Vinte anos após o icônico arremesso de celular em uma fonte parisiense, o som do salto agulha volta a ecoar. Mas, em 2026, o mármore da Runway reflete uma realidade diferente. A sequência do clássico de 2006 chegou aos cinemas com um orçamento de US$ 100 milhões e uma missão provar que Miranda Priestly ainda é relevante em um mundo dominado por telas de cristal líquido e inteligência artificial.

O resultado? Um sucesso comercial estrondoso de US$ 441,4 milhões, mas que deixa um rastro de perguntas sobre o preço que pagamos pela nostalgia.
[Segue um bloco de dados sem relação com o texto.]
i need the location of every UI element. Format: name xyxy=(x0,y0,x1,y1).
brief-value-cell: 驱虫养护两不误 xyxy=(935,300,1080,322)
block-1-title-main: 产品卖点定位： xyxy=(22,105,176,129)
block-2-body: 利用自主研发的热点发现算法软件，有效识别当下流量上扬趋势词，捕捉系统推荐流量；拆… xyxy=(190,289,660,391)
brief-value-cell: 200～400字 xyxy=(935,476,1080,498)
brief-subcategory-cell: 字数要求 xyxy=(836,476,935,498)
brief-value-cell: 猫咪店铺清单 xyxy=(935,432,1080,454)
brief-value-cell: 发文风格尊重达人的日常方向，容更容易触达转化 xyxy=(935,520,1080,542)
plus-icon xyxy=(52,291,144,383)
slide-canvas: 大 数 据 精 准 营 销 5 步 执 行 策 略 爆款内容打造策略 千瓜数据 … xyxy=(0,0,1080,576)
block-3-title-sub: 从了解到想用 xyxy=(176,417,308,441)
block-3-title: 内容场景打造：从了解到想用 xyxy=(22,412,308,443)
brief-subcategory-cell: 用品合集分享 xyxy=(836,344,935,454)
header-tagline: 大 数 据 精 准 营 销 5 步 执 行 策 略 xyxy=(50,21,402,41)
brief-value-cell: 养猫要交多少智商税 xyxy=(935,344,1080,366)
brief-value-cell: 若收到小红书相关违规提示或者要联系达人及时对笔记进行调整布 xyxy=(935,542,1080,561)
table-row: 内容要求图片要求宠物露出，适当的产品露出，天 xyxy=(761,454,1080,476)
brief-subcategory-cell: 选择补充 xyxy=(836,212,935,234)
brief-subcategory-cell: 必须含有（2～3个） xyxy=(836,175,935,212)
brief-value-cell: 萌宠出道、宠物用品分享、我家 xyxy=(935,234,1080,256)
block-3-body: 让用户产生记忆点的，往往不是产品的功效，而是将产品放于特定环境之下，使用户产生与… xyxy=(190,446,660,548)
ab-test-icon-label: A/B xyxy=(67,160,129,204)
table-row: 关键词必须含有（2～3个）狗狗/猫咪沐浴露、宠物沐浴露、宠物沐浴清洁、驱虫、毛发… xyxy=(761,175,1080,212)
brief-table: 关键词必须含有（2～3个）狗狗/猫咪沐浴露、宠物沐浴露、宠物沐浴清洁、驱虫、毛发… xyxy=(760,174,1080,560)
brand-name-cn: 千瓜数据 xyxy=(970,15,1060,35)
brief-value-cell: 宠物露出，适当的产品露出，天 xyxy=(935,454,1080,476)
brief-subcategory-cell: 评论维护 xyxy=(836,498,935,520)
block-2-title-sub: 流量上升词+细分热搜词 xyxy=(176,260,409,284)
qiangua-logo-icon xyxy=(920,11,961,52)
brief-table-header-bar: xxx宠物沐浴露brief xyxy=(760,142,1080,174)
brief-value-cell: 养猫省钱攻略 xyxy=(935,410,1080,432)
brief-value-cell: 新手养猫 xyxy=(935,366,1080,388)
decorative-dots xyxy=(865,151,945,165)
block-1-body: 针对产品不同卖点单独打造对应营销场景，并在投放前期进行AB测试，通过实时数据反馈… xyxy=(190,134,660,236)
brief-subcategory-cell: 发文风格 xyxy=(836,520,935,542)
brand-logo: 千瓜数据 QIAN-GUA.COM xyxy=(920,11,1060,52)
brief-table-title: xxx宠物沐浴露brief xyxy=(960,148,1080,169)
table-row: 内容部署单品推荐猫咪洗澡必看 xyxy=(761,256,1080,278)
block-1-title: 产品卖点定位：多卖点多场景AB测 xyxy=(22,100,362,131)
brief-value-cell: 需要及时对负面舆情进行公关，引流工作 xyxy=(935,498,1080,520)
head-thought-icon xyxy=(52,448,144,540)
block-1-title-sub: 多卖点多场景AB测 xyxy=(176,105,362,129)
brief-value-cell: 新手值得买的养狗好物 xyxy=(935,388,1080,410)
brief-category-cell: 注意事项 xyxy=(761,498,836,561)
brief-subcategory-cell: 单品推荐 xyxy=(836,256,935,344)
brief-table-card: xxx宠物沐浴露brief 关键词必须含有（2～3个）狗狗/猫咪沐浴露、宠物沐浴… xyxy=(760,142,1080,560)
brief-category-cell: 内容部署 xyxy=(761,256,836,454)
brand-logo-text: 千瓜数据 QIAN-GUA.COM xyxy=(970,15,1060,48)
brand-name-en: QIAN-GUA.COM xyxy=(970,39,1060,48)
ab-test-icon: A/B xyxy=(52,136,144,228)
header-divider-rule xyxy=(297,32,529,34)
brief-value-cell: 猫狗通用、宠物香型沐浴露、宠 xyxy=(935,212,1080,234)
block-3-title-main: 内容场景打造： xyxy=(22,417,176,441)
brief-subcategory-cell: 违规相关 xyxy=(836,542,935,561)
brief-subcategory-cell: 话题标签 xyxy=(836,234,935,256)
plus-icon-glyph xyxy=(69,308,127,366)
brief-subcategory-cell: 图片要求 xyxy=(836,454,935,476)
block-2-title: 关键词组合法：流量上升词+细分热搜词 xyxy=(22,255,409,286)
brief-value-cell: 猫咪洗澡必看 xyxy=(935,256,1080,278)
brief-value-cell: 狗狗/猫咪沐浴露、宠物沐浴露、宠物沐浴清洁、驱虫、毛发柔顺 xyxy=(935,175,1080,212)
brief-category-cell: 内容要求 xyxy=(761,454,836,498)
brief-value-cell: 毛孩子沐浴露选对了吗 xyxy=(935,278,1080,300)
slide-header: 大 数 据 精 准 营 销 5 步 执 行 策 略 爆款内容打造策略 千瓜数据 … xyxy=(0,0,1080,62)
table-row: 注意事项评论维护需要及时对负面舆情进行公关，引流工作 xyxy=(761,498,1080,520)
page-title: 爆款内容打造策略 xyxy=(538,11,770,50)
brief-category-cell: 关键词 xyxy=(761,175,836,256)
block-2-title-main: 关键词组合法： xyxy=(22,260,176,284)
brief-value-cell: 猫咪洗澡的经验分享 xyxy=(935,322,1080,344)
O Contraste das Assistentes: O Brilho de Emily vs. O Reset de Andy

Se o cenário da moda evoluiu, o mesmo não se pode dizer de todas as protagonistas. A ascensão meteórica de Emily Charlton (Emily Blunt). Agora uma executiva poderosa da Dior, Emily é o motor de energia do filme, provando que a resiliência de 2006 valeu a pena. (Ou não!)

Por outro lado, enfrentamos o “Elefante de Chanel” na sala: a regressão de Andy Sachs (Anne Hathaway). É frustrante observar que, após conquistar sua integridade no primeiro longa, Andy parece ter sofrido um reset emocional. O roteiro a coloca novamente em um ciclo de busca por validação que soa anacrônico para uma mulher com duas décadas de carreira. Enquanto o mundo mudou, Andy foi mantida em um “looping existencial” para servir à fórmula da assistente sofrida — uma escolha que sacrificou o arco da personagem no altar da conveniência narrativa.

O Fenômeno Gaga e a Ditadura do Fan Service

A participação de Lady Gaga é o resumo do marketing moderno. Embora pouco acrescente à profundidade da trama, sua presença é o combustível perfeito para o TikTok e a Geração Z. É o “puro suco” do show business atual: o filme não entrega apenas uma história, entrega momentos “clicáveis”. Isso explica a discrepância nos índices: uma aprovação sólida de 72% da crítica, mas um público mais dividido (65%), que sente o peso de uma trama que, por vezes, prioriza o espetáculo em vez da alma.

Veredito: Uma Peça de Luxo com Costuras Aparentes

O Diabo Veste Prada 2 é um filme necessário para entender o colapso do jornalismo tradicional e a nova ordem digital. É visualmente impecável e sustentado por atuações magistrais que justificam o ingresso.

Contudo, ele nos deixa uma reflexão amarga: na Hollywood atual, nem mesmo as heroínas mais decididas estão a salvo da reciclagem narrativa. O filme troca os pneus para a estrada digital, mas mantém o motor da nostalgia ligado no máximo, impedindo que Andy Sachs finalmente use suas próprias pernas para caminhar para longe da sombra de Miranda.

Nota Final: 7.5/10 — Impecável no figurino, mas com um roteiro que precisava de um ajuste na cintura.